The implementation of Children First – National Guidelines for the Protection and Welfare of Children, had been identified as a key priority in the development of our child care services.
Children First emphasise that the needs of children and families must be at the centre of child care and child protection activity and that a partnership approach must inform the delivery of services. They also highlight the importance of consistency between policies and procedures across health boards and other statutory and voluntary organisations. The Guidelines are being implemented as a priority by the health boards and additional funding is being provided to support implementation.
Duty to Care
Promoting Good Practice amd Linkages with Voluntary Organisations
Children First recognises the need to support community and voluntary groups develop best practice in their dealings with children. One of the ways this is being addressed is by the creation of the Information and Advice Officer post in the health boards. This is a pivotal post for promoting public awareness about child protection concerns and promoting good child protection practice. Voluntary and community groups will have for the first time, a named person in each board whose responsibility is to develop good working relationships and network with all groups dealing with children in their area.

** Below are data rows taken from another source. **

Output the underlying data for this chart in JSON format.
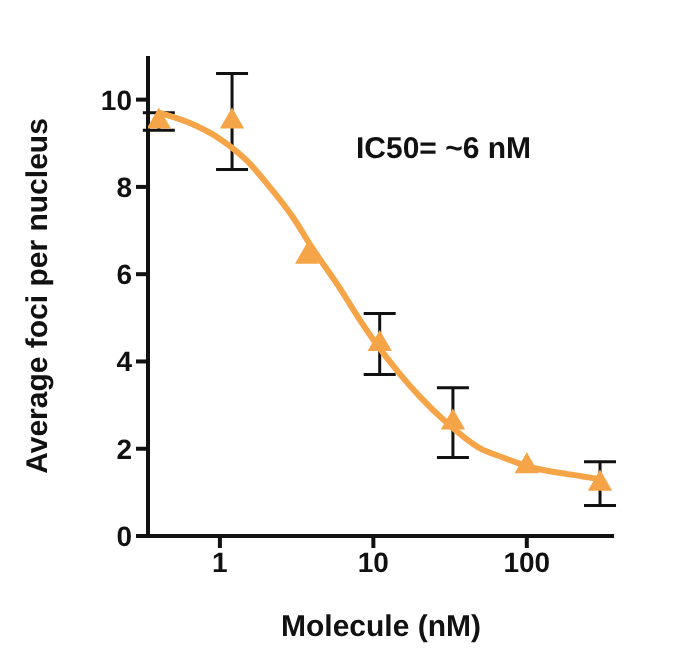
{
  "chart_data": {
    "type": "scatter",
    "xlabel": "Molecule (nM)",
    "ylabel": "Average foci per nucleus",
    "log": "x",
    "xlim": [
      0.34,
      370
    ],
    "xticks": [
      1,
      10,
      100
    ],
    "ylim": [
      0,
      11
    ],
    "yticks": [
      0,
      2,
      4,
      6,
      8,
      10
    ],
    "annotations": [
      "IC50= ~6 nM"
    ],
    "series": [
      {
        "marker": "triangle",
        "color": "#f5a447",
        "x": [
          0.4,
          1.2,
          3.7,
          11,
          33,
          100,
          300
        ],
        "values": [
          9.5,
          9.5,
          6.4,
          4.4,
          2.6,
          1.6,
          1.2
        ],
        "errors": [
          0.2,
          1.1,
          null,
          0.7,
          0.8,
          null,
          0.5
        ]
      },
      {
        "type": "line",
        "marker": "none",
        "color": "#f5a447",
        "x": [
          0.4,
          0.7,
          1,
          1.5,
          2,
          3,
          4,
          6,
          8,
          10,
          15,
          20,
          30,
          50,
          70,
          100,
          200,
          300
        ],
        "values": [
          9.7,
          9.4,
          9.1,
          8.6,
          8.1,
          7.3,
          6.6,
          5.7,
          5.0,
          4.5,
          3.7,
          3.2,
          2.6,
          2.0,
          1.8,
          1.6,
          1.4,
          1.3
        ]
      }
    ]
  }
}
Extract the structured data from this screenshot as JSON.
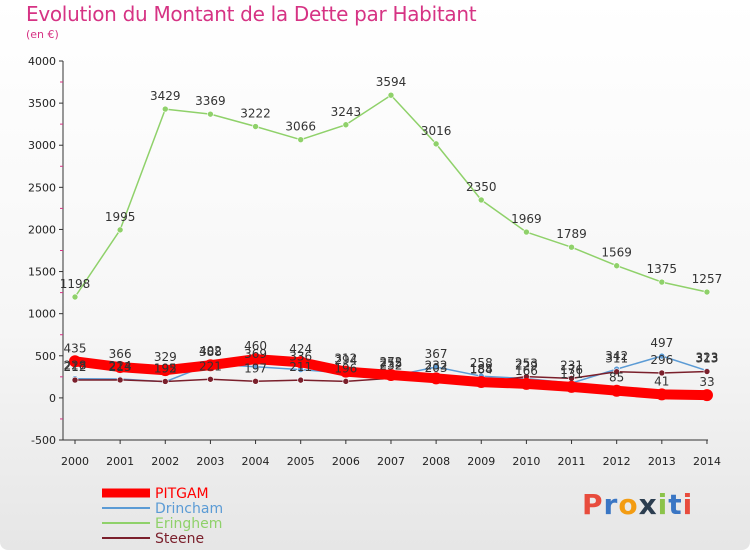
{
  "chart_data": {
    "type": "line",
    "title": "Evolution du Montant de la Dette par Habitant",
    "subtitle": "(en €)",
    "x": [
      "2000",
      "2001",
      "2002",
      "2003",
      "2004",
      "2005",
      "2006",
      "2007",
      "2008",
      "2009",
      "2010",
      "2011",
      "2012",
      "2013",
      "2014"
    ],
    "ylim": [
      -500,
      4000
    ],
    "yticks": [
      -500,
      0,
      500,
      1000,
      1500,
      2000,
      2500,
      3000,
      3500,
      4000
    ],
    "grid": false,
    "legend_position": "bottom-left",
    "series": [
      {
        "name": "PITGAM",
        "color": "#ff0000",
        "values": [
          435,
          366,
          329,
          388,
          460,
          424,
          312,
          272,
          232,
          188,
          166,
          131,
          85,
          41,
          33
        ]
      },
      {
        "name": "Drincham",
        "color": "#5b9bd5",
        "values": [
          228,
          224,
          192,
          402,
          369,
          336,
          294,
          255,
          367,
          258,
          229,
          176,
          342,
          497,
          323
        ]
      },
      {
        "name": "Eringhem",
        "color": "#8fd16a",
        "values": [
          1198,
          1995,
          3429,
          3369,
          3222,
          3066,
          3243,
          3594,
          3016,
          2350,
          1969,
          1789,
          1569,
          1375,
          1257
        ]
      },
      {
        "name": "Steene",
        "color": "#7a1f2b",
        "values": [
          212,
          213,
          195,
          221,
          197,
          211,
          196,
          232,
          203,
          184,
          253,
          231,
          311,
          296,
          313
        ]
      }
    ]
  },
  "logo": {
    "text": "Proxiti",
    "letters": [
      "P",
      "r",
      "o",
      "x",
      "i",
      "t",
      "i"
    ],
    "colors": [
      "#e84c3d",
      "#3a76c4",
      "#f39c12",
      "#2c3e50",
      "#8bc34a",
      "#3a76c4",
      "#e84c3d"
    ]
  }
}
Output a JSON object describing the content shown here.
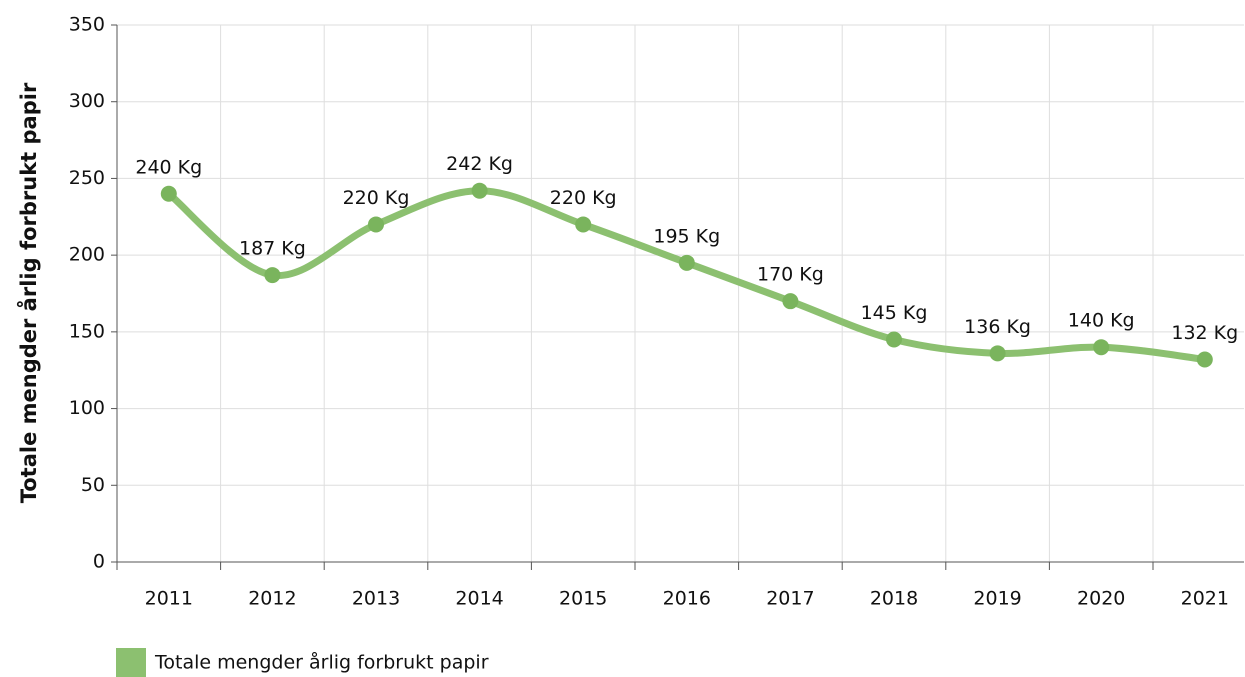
{
  "chart_data": {
    "type": "line",
    "ylabel": "Totale mengder årlig forbrukt papir",
    "categories": [
      "2011",
      "2012",
      "2013",
      "2014",
      "2015",
      "2016",
      "2017",
      "2018",
      "2019",
      "2020",
      "2021"
    ],
    "series": [
      {
        "name": "Totale mengder årlig forbrukt papir",
        "color": "#8cc070",
        "values": [
          240,
          187,
          220,
          242,
          220,
          195,
          170,
          145,
          136,
          140,
          132
        ],
        "value_labels": [
          "240 Kg",
          "187 Kg",
          "220 Kg",
          "242 Kg",
          "220 Kg",
          "195 Kg",
          "170 Kg",
          "145 Kg",
          "136 Kg",
          "140 Kg",
          "132 Kg"
        ]
      }
    ],
    "ylim": [
      0,
      350
    ],
    "yticks": [
      0,
      50,
      100,
      150,
      200,
      250,
      300,
      350
    ],
    "grid": true,
    "smooth": true,
    "legend": "bottom-left"
  }
}
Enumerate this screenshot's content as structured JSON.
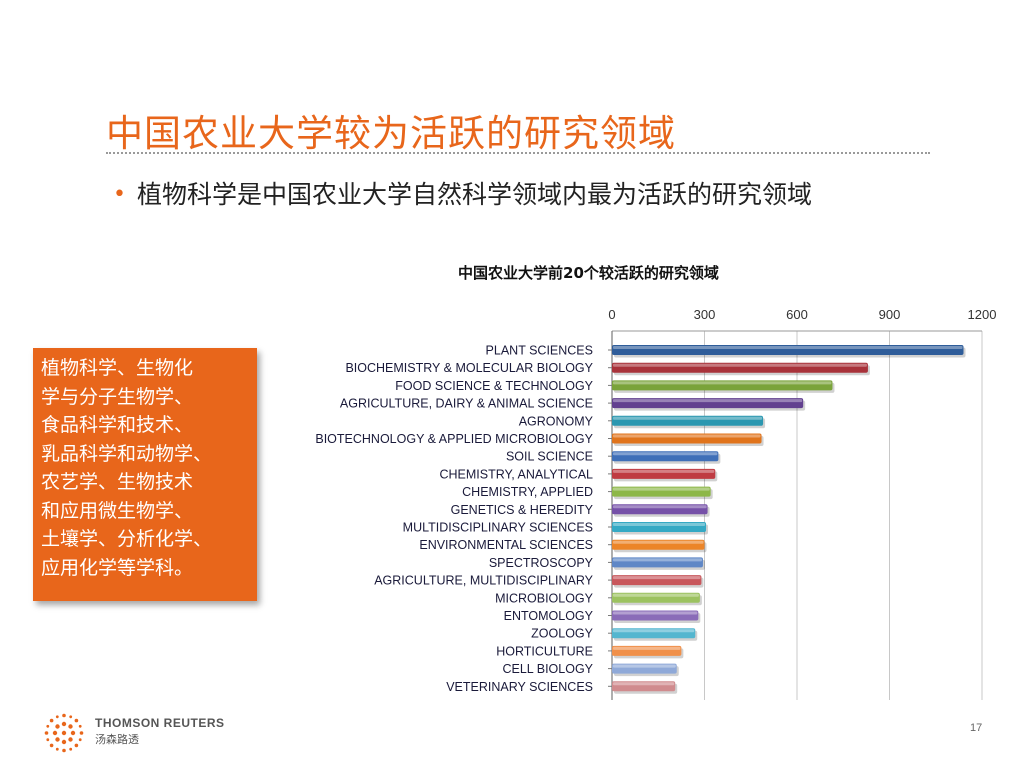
{
  "slide": {
    "title": "中国农业大学较为活跃的研究领域",
    "bullet_symbol": "•",
    "bullet": "植物科学是中国农业大学自然科学领域内最为活跃的研究领域",
    "callout": "植物科学、生物化\n学与分子生物学、\n食品科学和技术、\n乳品科学和动物学、\n农艺学、生物技术\n和应用微生物学、\n土壤学、分析化学、\n应用化学等学科。",
    "page_number": "17"
  },
  "footer": {
    "brand": "THOMSON REUTERS",
    "brand_cn": "汤森路透",
    "logo_icon": "thomson-reuters-dot-logo"
  },
  "chart_data": {
    "type": "bar",
    "orientation": "horizontal",
    "title": "中国农业大学前20个较活跃的研究领域",
    "xlabel": "",
    "ylabel": "",
    "xlim": [
      0,
      1200
    ],
    "xticks": [
      0,
      300,
      600,
      900,
      1200
    ],
    "grid": true,
    "axis_position": "top",
    "categories": [
      "PLANT SCIENCES",
      "BIOCHEMISTRY & MOLECULAR BIOLOGY",
      "FOOD SCIENCE & TECHNOLOGY",
      "AGRICULTURE, DAIRY & ANIMAL SCIENCE",
      "AGRONOMY",
      "BIOTECHNOLOGY & APPLIED MICROBIOLOGY",
      "SOIL SCIENCE",
      "CHEMISTRY, ANALYTICAL",
      "CHEMISTRY, APPLIED",
      "GENETICS & HEREDITY",
      "MULTIDISCIPLINARY SCIENCES",
      "ENVIRONMENTAL SCIENCES",
      "SPECTROSCOPY",
      "AGRICULTURE, MULTIDISCIPLINARY",
      "MICROBIOLOGY",
      "ENTOMOLOGY",
      "ZOOLOGY",
      "HORTICULTURE",
      "CELL BIOLOGY",
      "VETERINARY SCIENCES"
    ],
    "values": [
      1140,
      830,
      715,
      620,
      490,
      485,
      345,
      335,
      320,
      310,
      305,
      300,
      295,
      290,
      285,
      280,
      270,
      225,
      210,
      205
    ],
    "colors": [
      "#2f5d9a",
      "#a8323a",
      "#7aa33a",
      "#62408f",
      "#2b97b0",
      "#e0741c",
      "#3f6fb8",
      "#bf3b42",
      "#8db748",
      "#7651a8",
      "#35a9c4",
      "#ec8528",
      "#5f87c6",
      "#c8575c",
      "#9cc260",
      "#8a6cb8",
      "#54b6cf",
      "#f0904a",
      "#8fa9d8",
      "#d08b8e"
    ]
  }
}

In order to support this development, a new document entitled Our Duty to Care has been published. Essentially it promotes good practice and procedures for organisations dealing with children and consists of a booklet and fact-sheets covering areas such as safe recruitment practice, developing safe management practices and policies and raising awareness of child abuse among volunteers and staff. It also provides advice on how to report concerns to the health boards. This is an extremely useful tool in dealing with voluntary organisations.
In addition to the important developments that have taken place at National level there have been very positive developments at local and regional level which address the needs of children generally and children in care in particular. We can see examples of these new and innovative projects in the workshops which are taking place during the conference. We must continue to work together to build on these developments and ensure a better life for children.
I would like to assure you of my continued commitment to the prioritisation of child and family services.
I would also like to record my appreciation to all those in my own Department, the Social Services Inspectorate, the health boards and other organisations who were involved in organising this worthwhile event which brought us all together here for this Conference. I want to thank all of you for taking time out from your busy schedules to be here. A special word of thanks to the chairpersons, the keynote speakers, the workshop presenters and the display stand presenters whose contribution is ensuring that we all learn and reflect. Finally, I wish you all well both here during the conference and also in your work.